Jupiter Falls’ James Hart, Deano Silk, Zachari Daniels, Dan Clark and Luke Hatfield have taken stock of the past glory and moved onwards, the deep forest of metal now their hunting ground, and in a genre heavily dominated by the twin gods of the elder statesmen such as Metallica and Iron Maiden or the legislators of the breed that make Scandinavian metal feel as though they are the true inheritors of the music. Jupiter Falls place a huge marker down the middle and are carefully and with upmost respect, shoving them aside and painstakingly taking over their once unheralded futures.
There is so much to revel in whilst listening to Jupiter Falls, the sense of progressive is floated about like a whisper in a thunderstorm and yet as clear to the fan as a bolt of lightning striking a clear empty desert, the overwhelming ability to paint a picture using the very ground, the study of intricate levels of passion to convey beyond the representation in the frame; Faces In The Sand Part One is that examination of just exactly what good quality metal from the British shores can be like.

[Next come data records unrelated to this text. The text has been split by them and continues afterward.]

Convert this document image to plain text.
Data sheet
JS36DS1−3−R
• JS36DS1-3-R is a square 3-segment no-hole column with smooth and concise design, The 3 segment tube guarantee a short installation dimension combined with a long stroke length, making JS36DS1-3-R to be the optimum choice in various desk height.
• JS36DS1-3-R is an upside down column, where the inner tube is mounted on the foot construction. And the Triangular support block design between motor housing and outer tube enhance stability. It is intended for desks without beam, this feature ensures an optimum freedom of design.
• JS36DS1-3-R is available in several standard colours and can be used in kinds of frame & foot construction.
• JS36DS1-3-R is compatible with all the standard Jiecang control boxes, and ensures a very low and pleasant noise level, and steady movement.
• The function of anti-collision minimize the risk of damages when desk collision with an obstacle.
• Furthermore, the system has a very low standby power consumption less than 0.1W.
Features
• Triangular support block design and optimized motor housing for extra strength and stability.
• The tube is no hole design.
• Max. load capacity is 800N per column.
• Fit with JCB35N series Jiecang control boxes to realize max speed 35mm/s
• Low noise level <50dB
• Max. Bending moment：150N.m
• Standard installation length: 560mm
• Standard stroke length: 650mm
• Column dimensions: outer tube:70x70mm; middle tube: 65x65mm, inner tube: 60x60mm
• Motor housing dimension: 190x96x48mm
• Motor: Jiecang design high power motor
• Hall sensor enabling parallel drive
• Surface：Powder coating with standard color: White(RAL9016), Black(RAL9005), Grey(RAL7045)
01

In tracks such as It’s Your Problem Now, See You On The Other Side, This Is A War We Cannot Win and Sickened, the crew of Jupiter Falls fight the battle with style, with terror stalking the jungle; no matter how much you love the old guard or hail the Nordic warriors who have set up camp on the horizon, there is something immensely satisfying in hearing a band who epitomise what was once an unalienable right, to be considered amongst the best of the new breed of metal.